I do not believe there is a manual. there are instructions on the package. Insert the glue stick and turn on the gun. When the glue melts and the trigger moves glue will come out the front tip. This model has 2 temperatures so if it delivers too fast or runny you can lower the temperature. You pull the trigger to push the glue stick into the heating element to melt the glue. It is pretty straight forward. As the glue stick is consumed you stick in another glue stick. I suggest testing on something before using on your project. Do be careful of the hot end. It will definitely burn you if you touch it and the glue coming out is nearly as hot as the metal.
PLug it in and if there is a on/off swith turn it on. The gun's heating element will get hot. When it is hot enough to melt the glue stick you have put inside through the hole (that is glue stick sized and on your end) then the trigger will push the glue stcik into the hot metal melting and coming out the end so you can deliver it where you want to glue something. Beware of the heat. You absolutely can burn yourself touching the hot parts of the glue gun. Think how you would not touch the hot part of a steam iron... same problem.) That's pretty much it. Pull the trigger to push the glue stick though and add more sticks as you need them. And beware of the very hot nature of hte tool.

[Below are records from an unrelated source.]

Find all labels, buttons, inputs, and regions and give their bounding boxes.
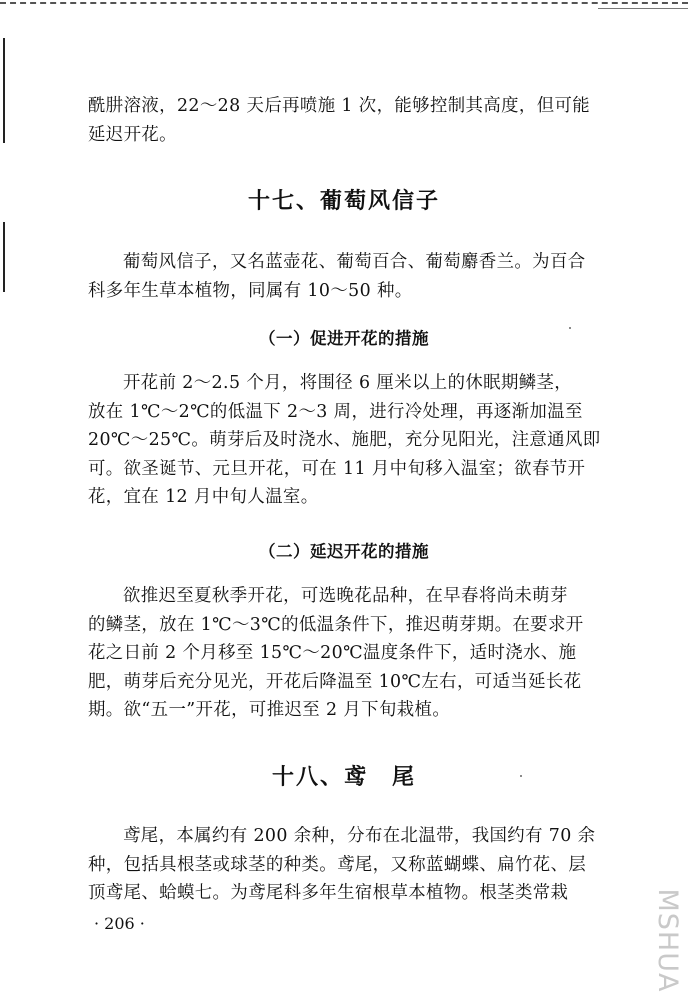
paragraph-line: 的鳞茎，放在 1℃～3℃的低温条件下，推迟萌芽期。在要求开 [88, 614, 584, 635]
paragraph-line: 花之日前 2 个月移至 15℃～20℃温度条件下，适时浇水、施 [88, 643, 577, 664]
paragraph-line: 开花前 2～2.5 个月，将围径 6 厘米以上的休眠期鳞茎， [123, 373, 573, 393]
subsection-delay-body [88, 582, 644, 725]
paragraph-line: 期。欲“五一”开花，可推迟至 2 月下旬栽植。 [88, 700, 451, 721]
paragraph-line: 肥，萌芽后充分见光，开花后降温至 10℃左右，可适当延长花 [88, 671, 582, 692]
paragraph-line: 20℃～25℃。萌芽后及时浇水、施肥，充分见阳光，注意通风即 [88, 430, 601, 451]
watermark-text: MSHUA [652, 888, 683, 993]
watermark [646, 880, 688, 1001]
paragraph-line: 延迟开花。 [88, 124, 177, 145]
section-18-body [88, 822, 644, 908]
paragraph-line: 酰肼溶液，22～28 天后再喷施 1 次，能够控制其高度，但可能 [88, 96, 591, 116]
section-title-17: 十七、葡萄风信子 [247, 189, 440, 214]
section-17-intro [88, 248, 644, 305]
paragraph-line: 可。欲圣诞节、元旦开花，可在 11 月中旬移入温室；欲春节开 [88, 458, 586, 479]
section-title-18: 十八、鸢 尾 [271, 765, 416, 790]
page-number: · 206 · [94, 914, 145, 933]
paragraph-line: 顶鸢尾、蛤蟆七。为鸢尾科多年生宿根草本植物。根茎类常栽 [88, 883, 569, 904]
paragraph-line: 花，宜在 12 月中旬人温室。 [88, 487, 319, 508]
paragraph-line: 放在 1℃～2℃的低温下 2～3 周，进行冷处理，再逐渐加温至 [88, 401, 583, 422]
paragraph-line: 科多年生草本植物，同属有 10～50 种。 [88, 280, 413, 301]
paragraph-line: 鸢尾，本属约有 200 余种，分布在北温带，我国约有 70 余 [123, 826, 596, 846]
intro-paragraph [88, 92, 644, 149]
paragraph-line: 种，包括具根茎或球茎的种类。鸢尾，又称蓝蝴蝶、扁竹花、层 [88, 854, 587, 875]
subsection-title-promote: （一）促进开花的措施 [259, 329, 429, 348]
scan-edge-line [3, 38, 5, 143]
scan-top-border [0, 2, 688, 4]
subsection-title-delay: （二）延迟开花的措施 [259, 542, 429, 561]
paragraph-line: 欲推迟至夏秋季开花，可选晚花品种，在早春将尚未萌芽 [123, 586, 568, 606]
scan-top-border-right [598, 8, 688, 9]
paragraph-line: 葡萄风信子，又名蓝壶花、葡萄百合、葡萄麝香兰。为百合 [123, 252, 586, 272]
scan-edge-line [3, 222, 5, 292]
subsection-promote-body [88, 369, 644, 512]
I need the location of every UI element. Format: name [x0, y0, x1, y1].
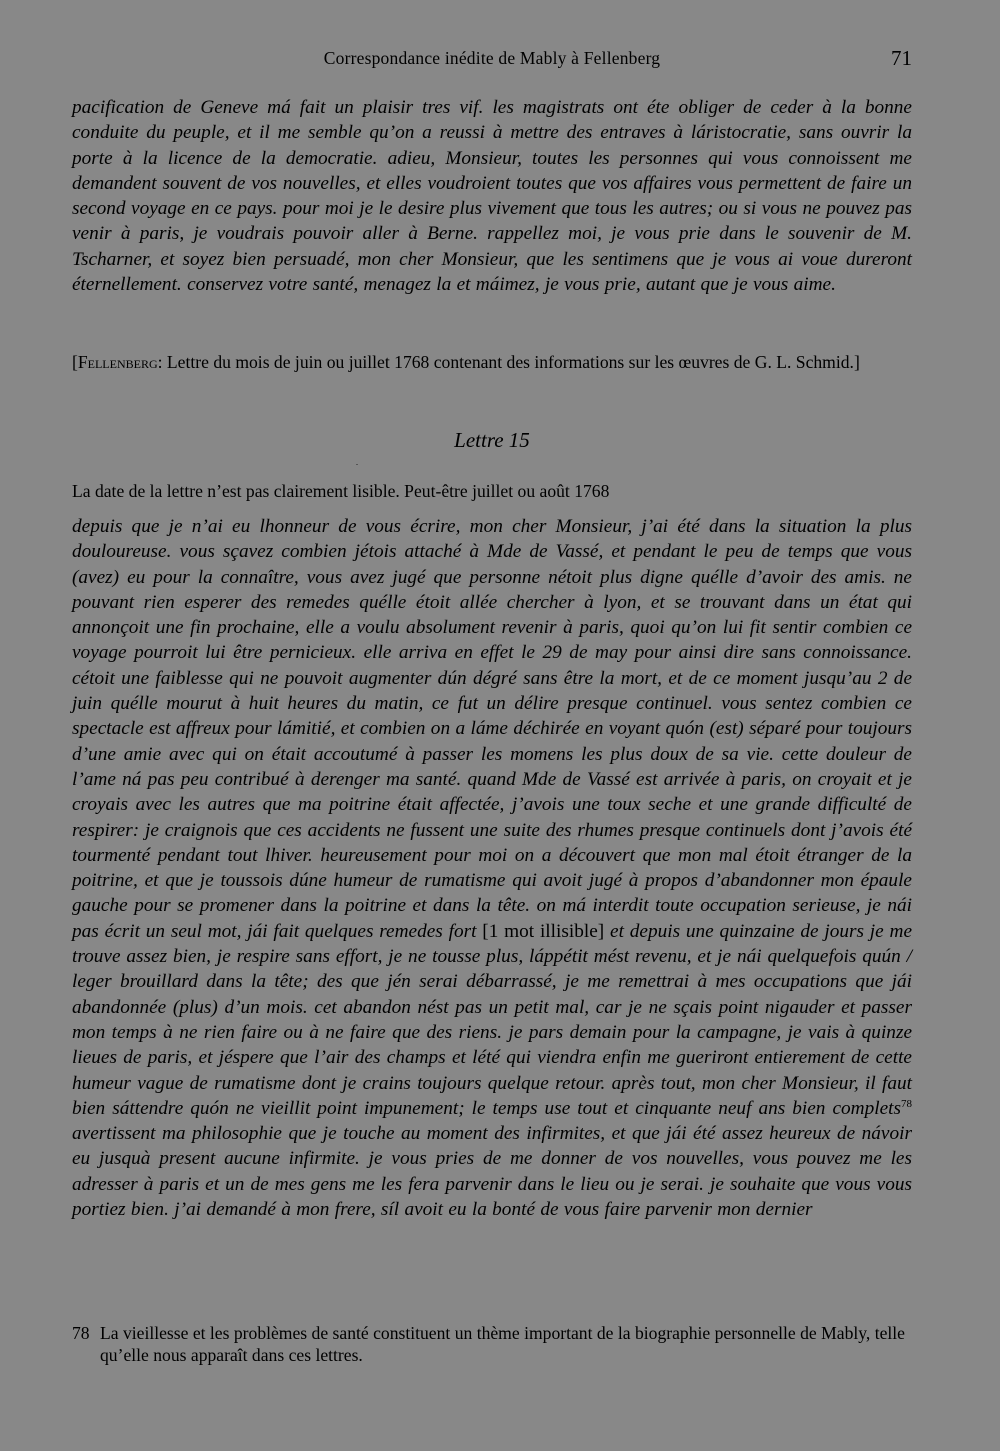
- footnote-number: 78: [72, 1323, 90, 1343]
- letter-text-part3: avertissent ma philosophie que je touche au moment des infirmites, et que jái été assez heureux de návoir eu jusquà present aucune infirmite. je vous pries de me donner de vos nouvelles, vous pouvez me les adresser à paris et un de mes gens me les fera parvenir dans le lieu ou je serai. je souhaite que vous vous portiez bien. j’ai demandé à mon frere, síl avoit eu la bonté de vous faire parvenir mon dernier: [72, 1123, 912, 1221]
- letter-heading: Lettre 15: [454, 428, 530, 452]
- page-number: 71: [891, 46, 912, 70]
- footnote-text: La vieillesse et les problèmes de santé constituent un thème important de la biographie personnelle de Mably, telle qu’elle nous apparaît dans ces lettres.: [100, 1323, 905, 1365]
- continuation-paragraph: pacification de Geneve má fait un plaisir tres vif. les magistrats ont éte obliger de ceder à la bonne conduite du peuple, et il me semble qu’on a reussi à mettre des entraves à láristocratie, sans ouvrir la porte à la licence de la democratie. adieu, Monsieur, toutes les personnes qui vous connoissent me demandent souvent de vos nouvelles, et elles voudroient toutes que vos affaires vous permettent de faire un second voyage en ce pays. pour moi je le desire plus vivement que tous les autres; ou si vous ne pouvez pas venir à paris, je voudrais pouvoir aller à Berne. rappellez moi, je vous prie dans le souvenir de M. Tscharner, et soyez bien persuadé, mon cher Monsieur, que les sentimens que je vous ai voue dureront éternellement. conservez votre santé, menagez la et máimez, je vous prie, autant que je vous aime.: [72, 97, 912, 296]
- footnote-reference: 78: [901, 1097, 912, 1110]
- letter-text-part1: depuis que je n’ai eu lhonneur de vous écrire, mon cher Monsieur, j’ai été dans la situation la plus douloureuse. vous sçavez combien jétois attaché à Mde de Vassé, et pendant le peu de temps que vous (avez) eu pour la connaître, vous avez jugé que personne nétoit plus digne quélle d’avoir des amis. ne pouvant rien esperer des remedes quélle étoit allée chercher à lyon, et se trouvant dans un état qui annonçoit une fin prochaine, elle a voulu absolument revenir à paris, quoi qu’on lui fit sentir combien ce voyage pourroit lui être pernicieux. elle arriva en effet le 29 de may pour ainsi dire sans connoissance. cétoit une faiblesse qui ne pouvoit augmenter dún dégré sans être la mort, et de ce moment jusqu’au 2 de juin quélle mourut à huit heures du matin, ce fut un délire presque continuel. vous sentez combien ce spectacle est affreux pour lámitié, et combien on a láme déchirée en voyant quón (est) séparé pour toujours d’une amie avec qui on était accoutumé à passer les momens les plus doux de sa vie. cette douleur de l’ame ná pas peu contribué à derenger ma santé. quand Mde de Vassé est arrivée à paris, on croyait et je croyais avec les autres que ma poitrine était affectée, j’avois une toux seche et une grande difficulté de respirer: je craignois que ces accidents ne fussent une suite des rhumes presque continuels dont j’avois été tourmenté pendant tout lhiver. heureusement pour moi on a découvert que mon mal étoit étranger de la poitrine, et que je toussois dúne humeur de rumatisme qui avoit jugé à propos d’abandonner mon épaule gauche pour se promener dans la poitrine et dans la tête. on má interdit toute occupation serieuse, je nái pas écrit un seul mot, jái fait quelques remedes fort: [72, 516, 912, 942]
- previous-letter-continuation: [72, 95, 912, 297]
- note-open-bracket: [: [72, 352, 78, 372]
- editorial-note: [72, 351, 912, 373]
- illegible-word-note: [1 mot illisible]: [476, 920, 611, 942]
- letter-body: [72, 514, 912, 1222]
- note-text: : Lettre du mois de juin ou juillet 1768 contenant des informations sur les œuvres de G. L. Schmid.]: [157, 352, 860, 372]
- letter-date-note: [72, 480, 912, 502]
- separator-mark: [356, 464, 358, 465]
- letter-text-part2: et depuis une quinzaine de jours je me trouve assez bien, je respire sans effort, je ne tousse plus, láppétit mést revenu, et je nái quelquefois quún / leger brouillard dans la tête; des que jén serai débarrassé, je me remettrai à mes occupations que jái abandonnée (plus) d’un mois. cet abandon nést pas un petit mal, car je ne sçais point nigauder et passer mon temps à ne rien faire ou à ne faire que des riens. je pars demain pour la campagne, je vais à quinze lieues de paris, et jéspere que l’air des champs et lété qui viendra enfin me gueriront entierement de cette humeur vague de rumatisme dont je crains toujours quelque retour. après tout, mon cher Monsieur, il faut bien sáttendre quón ne vieillit point impunement; le temps use tout et cinquante neuf ans bien complets: [72, 920, 912, 1119]
- date-note: La date de la lettre n’est pas clairement lisible. Peut-être juillet ou août 1768: [72, 481, 610, 501]
- letter-paragraph: [72, 514, 912, 1222]
- footnote: [72, 1322, 912, 1366]
- note-correspondent-name: Fellenberg: [77, 352, 158, 372]
- page-header: [72, 46, 912, 76]
- running-title: Correspondance inédite de Mably à Fellenberg: [323, 48, 661, 68]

There are different types of glue
sticks and these are selected depending on the material being glued.
Some glue sticks are more suitable for wood based materials whilst
others are for general gluing of a variety of materials.
some users have complained that the trigger fails. when this happens, the glue will not heat up. if it seems to be a problem with the trigger and the gun is relatively new, i would try to return it and get a new one or get your money back
i actually did this to one of my workshop guns i found the best way to fix it was to heat the gun up using a hair dryer and then pushing the old glue back up the tube and out and now when im not using the guns i take the glue stick completely out
Plug the glue gun into an electrical outlet. Make sure it is placed in a secure place, away from flammable items. As the glue gun heats up, a little bit of glue might drip from the end so you won’t want to leave it on a wood table or on carpet. Insert a glue stick into the back of the glue gun. If the glue gun already has a glue stick in the chamber, keep a second one in reserve nearby. Gather the materials you want to glue together. Hot glue works exceptionally well on thick fabrics, dried flowers, Styrofoam, wood and plastics. Since it leaves a thicker residue, it is not the best choice for thin papers, fabrics and ceramics. Check to see if the glue in the gun has melted by squeezing the trigger slightly and touching the tip to a test piece of paper. If the glue comes out easily, the glue gun has heated up fully. If the trigger is hard to pull, wait a minute more for the gun to heat more completely. Pick up the glue gun and squeeze the trigger slightly while you draw a thin line on one side of the item to be glued. Immediately place the other object to be glued on the glue line, pressing firmly. Hold the two pieces together for about 15 seconds. Test to see if the item still holds when you remove one hand. Let the item set for a few minutes in order to “cure.” Once the glue has dried fully, use a fingernail to scrape away any of the excess glue.